Impact of AI on Material Science Research

00:15:17
Speaker
of. So rather than myself coming up with the questions, I'd love to give you the opportunity to tell us anything that we as a general audience with just general interest in materials machine learning should know about your entire process, machine learning, or materials in general.
00:15:34
Speaker
So much to cover there. I would just say it's an exciting time to be studying materials. AI is an enabling technology for materials research. We are finding materials faster. We're getting better at predicting their properties. We're having higher confidence in the models. We're wasting less time chasing dead ends.
00:15:52
Speaker
It is a really great time to be doing material science and particularly if you can come to with an interest in learning to code and things like CoPilot, Chagipeteer making even that easier. It's just a, it feels like an inflection point. It feels like a new type of material science engineer is being trained right now.
00:16:10
Speaker
Okay. Cool. It froze up there for a second, but we're good. We're good. Awesome. Awesome. Okay. Very good. Well, this has been like a, kind of a shortage video. I will be producing a newsletter very soon with the Breaking Map podcast. And I want to include any links from everybody we interview and you know, as well as other guests, all my future guests are going to know about this as well.
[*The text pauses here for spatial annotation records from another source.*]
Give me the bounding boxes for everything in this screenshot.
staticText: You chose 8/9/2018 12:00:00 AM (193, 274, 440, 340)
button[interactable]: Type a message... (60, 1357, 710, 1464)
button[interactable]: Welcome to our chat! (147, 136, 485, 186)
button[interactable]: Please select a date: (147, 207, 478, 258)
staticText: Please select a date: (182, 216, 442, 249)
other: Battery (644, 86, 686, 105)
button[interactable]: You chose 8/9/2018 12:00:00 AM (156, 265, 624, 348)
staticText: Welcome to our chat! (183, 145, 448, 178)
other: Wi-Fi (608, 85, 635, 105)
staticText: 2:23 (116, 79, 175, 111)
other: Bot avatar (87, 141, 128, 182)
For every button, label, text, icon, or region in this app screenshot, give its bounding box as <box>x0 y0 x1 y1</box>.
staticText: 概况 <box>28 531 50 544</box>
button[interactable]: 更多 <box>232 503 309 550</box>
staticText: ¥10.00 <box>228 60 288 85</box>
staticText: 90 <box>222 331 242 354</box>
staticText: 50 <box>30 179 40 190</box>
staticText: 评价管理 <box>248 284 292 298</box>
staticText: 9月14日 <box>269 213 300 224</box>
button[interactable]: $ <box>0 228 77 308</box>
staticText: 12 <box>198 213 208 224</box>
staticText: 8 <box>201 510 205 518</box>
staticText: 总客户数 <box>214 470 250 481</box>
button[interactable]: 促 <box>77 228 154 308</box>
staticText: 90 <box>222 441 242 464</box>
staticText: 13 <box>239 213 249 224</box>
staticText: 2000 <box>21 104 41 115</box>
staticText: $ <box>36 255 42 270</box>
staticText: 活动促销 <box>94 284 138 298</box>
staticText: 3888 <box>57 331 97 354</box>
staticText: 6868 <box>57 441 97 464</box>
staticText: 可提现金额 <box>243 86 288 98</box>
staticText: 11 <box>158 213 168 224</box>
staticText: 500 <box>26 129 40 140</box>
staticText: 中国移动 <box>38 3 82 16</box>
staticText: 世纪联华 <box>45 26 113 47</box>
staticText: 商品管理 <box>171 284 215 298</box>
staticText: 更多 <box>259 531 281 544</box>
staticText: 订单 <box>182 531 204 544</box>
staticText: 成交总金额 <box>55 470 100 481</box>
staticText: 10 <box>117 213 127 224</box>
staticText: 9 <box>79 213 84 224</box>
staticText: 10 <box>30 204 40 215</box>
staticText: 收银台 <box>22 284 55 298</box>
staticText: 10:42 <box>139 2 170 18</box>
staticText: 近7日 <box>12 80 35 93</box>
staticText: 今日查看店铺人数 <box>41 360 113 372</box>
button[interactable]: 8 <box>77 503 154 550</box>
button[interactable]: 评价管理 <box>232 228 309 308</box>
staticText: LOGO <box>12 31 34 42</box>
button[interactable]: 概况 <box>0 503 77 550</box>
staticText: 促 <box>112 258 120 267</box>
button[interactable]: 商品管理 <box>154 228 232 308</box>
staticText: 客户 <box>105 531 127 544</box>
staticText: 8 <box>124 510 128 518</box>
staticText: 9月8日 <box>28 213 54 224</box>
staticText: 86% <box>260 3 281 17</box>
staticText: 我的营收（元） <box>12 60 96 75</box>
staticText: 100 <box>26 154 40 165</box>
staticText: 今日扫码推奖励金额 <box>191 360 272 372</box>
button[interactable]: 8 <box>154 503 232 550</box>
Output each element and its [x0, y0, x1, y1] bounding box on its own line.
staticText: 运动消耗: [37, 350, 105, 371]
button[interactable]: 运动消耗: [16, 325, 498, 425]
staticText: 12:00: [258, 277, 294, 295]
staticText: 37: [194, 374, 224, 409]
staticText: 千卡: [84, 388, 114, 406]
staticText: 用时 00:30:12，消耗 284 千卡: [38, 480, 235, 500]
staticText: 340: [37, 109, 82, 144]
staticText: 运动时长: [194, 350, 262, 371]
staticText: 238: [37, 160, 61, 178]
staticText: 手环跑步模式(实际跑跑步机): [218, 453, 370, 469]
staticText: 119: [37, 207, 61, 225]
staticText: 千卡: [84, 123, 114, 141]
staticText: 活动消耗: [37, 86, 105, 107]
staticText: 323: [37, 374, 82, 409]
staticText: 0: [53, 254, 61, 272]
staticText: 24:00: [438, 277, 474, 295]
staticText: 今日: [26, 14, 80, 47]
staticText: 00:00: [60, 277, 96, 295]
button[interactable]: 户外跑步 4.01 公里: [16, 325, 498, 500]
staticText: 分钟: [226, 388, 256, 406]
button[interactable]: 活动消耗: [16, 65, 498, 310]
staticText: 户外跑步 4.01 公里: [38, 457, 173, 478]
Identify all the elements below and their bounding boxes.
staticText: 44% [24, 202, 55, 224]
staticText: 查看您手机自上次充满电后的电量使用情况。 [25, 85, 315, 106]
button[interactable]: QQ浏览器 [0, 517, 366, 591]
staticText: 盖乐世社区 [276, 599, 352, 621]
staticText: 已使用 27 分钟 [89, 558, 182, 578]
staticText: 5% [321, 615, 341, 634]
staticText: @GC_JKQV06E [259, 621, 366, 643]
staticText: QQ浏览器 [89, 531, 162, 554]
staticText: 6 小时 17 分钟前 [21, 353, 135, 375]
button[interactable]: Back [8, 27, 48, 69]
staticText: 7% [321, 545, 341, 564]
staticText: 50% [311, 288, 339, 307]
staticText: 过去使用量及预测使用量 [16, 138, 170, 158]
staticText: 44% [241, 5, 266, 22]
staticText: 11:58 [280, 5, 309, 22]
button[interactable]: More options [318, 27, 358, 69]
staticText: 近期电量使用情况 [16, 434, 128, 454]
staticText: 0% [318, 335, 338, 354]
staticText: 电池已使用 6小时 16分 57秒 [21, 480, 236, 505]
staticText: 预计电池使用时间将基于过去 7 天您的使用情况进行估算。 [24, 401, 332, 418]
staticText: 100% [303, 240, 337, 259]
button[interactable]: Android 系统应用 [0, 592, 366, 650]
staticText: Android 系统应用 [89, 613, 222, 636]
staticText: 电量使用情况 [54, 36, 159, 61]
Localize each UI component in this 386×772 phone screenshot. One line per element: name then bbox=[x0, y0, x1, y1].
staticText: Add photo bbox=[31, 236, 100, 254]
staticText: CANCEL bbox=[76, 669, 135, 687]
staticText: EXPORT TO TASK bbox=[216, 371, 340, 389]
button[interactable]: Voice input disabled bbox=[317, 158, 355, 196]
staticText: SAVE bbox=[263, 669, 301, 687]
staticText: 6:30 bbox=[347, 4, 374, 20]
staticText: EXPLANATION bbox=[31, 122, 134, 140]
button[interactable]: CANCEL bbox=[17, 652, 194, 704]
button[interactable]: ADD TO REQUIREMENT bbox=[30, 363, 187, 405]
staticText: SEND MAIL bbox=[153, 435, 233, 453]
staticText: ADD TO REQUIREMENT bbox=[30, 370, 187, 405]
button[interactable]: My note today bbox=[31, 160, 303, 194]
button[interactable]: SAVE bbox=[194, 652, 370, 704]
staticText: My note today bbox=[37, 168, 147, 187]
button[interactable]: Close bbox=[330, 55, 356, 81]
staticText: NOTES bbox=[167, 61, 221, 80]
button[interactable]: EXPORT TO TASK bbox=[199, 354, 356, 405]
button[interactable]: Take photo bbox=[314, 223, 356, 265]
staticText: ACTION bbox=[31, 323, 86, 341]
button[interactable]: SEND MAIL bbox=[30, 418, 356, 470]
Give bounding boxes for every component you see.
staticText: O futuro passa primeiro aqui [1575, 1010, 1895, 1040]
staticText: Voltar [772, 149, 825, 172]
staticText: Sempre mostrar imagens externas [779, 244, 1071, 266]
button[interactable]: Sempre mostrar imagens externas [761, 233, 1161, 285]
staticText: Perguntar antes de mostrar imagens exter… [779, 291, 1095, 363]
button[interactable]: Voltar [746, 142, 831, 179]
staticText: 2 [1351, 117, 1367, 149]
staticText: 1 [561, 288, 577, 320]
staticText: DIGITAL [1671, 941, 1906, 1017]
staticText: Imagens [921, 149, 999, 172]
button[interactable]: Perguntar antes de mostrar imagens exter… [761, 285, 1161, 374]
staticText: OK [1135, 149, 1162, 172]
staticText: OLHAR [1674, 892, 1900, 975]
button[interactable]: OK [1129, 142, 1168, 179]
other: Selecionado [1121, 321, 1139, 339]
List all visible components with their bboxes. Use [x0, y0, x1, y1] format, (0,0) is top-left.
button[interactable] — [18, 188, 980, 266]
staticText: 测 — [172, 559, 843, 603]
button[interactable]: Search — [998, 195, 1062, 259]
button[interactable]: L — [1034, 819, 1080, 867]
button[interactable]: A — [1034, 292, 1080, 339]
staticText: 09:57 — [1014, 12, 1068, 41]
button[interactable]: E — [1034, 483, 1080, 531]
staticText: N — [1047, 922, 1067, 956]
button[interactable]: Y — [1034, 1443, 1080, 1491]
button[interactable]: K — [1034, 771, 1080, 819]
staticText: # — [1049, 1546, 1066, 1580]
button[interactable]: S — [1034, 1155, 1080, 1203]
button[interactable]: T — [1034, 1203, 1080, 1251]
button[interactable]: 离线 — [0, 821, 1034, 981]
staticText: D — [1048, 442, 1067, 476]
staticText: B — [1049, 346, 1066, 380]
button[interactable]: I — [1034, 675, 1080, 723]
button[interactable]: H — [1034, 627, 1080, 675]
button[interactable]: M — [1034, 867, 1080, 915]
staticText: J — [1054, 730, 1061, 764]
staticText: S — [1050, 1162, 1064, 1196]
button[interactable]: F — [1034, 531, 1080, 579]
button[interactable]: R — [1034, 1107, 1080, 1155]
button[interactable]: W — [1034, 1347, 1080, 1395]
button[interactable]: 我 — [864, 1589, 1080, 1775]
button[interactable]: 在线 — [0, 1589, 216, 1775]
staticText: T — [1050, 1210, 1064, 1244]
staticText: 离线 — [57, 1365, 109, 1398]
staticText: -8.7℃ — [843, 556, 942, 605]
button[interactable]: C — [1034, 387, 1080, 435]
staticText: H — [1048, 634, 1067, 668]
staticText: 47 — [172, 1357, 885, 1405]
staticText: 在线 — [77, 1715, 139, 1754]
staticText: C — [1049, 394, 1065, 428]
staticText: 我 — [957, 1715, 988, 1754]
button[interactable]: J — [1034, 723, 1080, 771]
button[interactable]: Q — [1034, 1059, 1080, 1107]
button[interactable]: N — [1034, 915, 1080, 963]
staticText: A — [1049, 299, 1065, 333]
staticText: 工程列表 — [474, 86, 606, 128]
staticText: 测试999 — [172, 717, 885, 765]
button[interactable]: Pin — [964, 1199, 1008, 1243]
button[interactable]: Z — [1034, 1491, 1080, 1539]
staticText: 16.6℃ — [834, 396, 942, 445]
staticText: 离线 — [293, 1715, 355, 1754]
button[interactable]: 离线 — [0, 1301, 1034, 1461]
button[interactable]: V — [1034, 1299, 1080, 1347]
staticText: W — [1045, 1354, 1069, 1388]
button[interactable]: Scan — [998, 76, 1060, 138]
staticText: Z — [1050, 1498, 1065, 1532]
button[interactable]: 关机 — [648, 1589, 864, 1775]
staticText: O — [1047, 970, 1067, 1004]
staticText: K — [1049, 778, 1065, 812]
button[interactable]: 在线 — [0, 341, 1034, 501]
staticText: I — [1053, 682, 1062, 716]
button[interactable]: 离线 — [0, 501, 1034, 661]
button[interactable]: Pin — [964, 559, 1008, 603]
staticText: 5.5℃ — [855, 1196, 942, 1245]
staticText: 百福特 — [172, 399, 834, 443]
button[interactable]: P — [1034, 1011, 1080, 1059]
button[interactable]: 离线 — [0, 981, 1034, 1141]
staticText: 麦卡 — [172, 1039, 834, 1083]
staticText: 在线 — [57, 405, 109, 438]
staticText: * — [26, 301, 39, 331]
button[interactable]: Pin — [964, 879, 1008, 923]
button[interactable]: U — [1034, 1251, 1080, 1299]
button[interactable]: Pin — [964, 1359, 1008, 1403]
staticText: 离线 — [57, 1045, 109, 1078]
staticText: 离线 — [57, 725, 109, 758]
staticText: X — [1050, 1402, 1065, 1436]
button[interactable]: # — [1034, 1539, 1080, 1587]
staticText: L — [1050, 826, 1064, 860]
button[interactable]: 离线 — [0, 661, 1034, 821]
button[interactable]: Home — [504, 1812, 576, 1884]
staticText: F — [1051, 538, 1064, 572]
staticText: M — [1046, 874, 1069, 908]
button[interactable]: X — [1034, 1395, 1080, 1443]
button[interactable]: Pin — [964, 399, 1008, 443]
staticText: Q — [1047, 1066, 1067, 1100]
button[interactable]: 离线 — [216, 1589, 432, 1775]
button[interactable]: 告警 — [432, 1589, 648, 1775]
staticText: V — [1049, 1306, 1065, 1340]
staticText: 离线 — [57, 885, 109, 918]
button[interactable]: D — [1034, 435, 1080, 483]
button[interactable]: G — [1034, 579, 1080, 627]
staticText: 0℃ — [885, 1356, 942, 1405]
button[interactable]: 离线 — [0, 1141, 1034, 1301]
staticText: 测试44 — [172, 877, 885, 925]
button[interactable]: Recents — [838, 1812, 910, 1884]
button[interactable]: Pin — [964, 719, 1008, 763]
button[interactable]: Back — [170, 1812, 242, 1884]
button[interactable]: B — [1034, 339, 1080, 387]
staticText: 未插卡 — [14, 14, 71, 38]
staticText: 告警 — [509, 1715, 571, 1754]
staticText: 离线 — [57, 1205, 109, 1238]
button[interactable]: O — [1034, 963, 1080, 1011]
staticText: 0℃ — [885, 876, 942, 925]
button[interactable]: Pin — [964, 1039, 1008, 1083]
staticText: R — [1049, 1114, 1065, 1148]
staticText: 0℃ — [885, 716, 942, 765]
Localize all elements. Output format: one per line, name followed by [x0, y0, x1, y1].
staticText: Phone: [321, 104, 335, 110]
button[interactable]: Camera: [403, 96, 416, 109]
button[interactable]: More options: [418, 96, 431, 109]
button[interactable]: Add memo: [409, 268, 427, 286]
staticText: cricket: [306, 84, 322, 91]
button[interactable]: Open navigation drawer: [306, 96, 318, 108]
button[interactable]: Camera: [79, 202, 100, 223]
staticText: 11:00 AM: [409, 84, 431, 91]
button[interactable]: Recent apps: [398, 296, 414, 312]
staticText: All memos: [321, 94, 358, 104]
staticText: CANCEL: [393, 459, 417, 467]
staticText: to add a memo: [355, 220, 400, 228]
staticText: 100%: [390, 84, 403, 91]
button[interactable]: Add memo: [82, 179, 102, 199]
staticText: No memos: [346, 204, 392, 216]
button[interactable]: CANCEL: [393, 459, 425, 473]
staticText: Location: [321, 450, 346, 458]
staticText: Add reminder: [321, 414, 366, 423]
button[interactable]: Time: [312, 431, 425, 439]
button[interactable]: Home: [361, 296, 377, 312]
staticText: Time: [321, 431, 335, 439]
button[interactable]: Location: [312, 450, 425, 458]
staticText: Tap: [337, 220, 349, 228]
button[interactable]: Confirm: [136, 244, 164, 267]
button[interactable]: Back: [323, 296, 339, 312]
So you may have some interesting questions from some interesting perspectives.
00:16:33
Speaker
So yeah, and this will also be posted on anything that allows me to post. So I think that's all that I have for now. I really appreciate you coming on here and talking because I know it's cognitively taxing to always read the small papers, but if you just listen to someone talk, that's at least an introduction to it. So yeah. Okay, happy to help.
00:16:57
Speaker
Awesome, dude. All right. All right. Well, thank you so much. And it's always a blast collaborating with the materials podcast. I was going to be materials before I went into EE. So it's a way to live vicariously for me. So I will send you these videos. As soon as you have them, if you want to use them for any purposes, this is just for the general public. I'll upload them when I can, but for anybody, anytime. OK. Sounds good, man.
00:17:49
Speaker
Awesome. Thank you so much, sir. And we'll be in touch soon.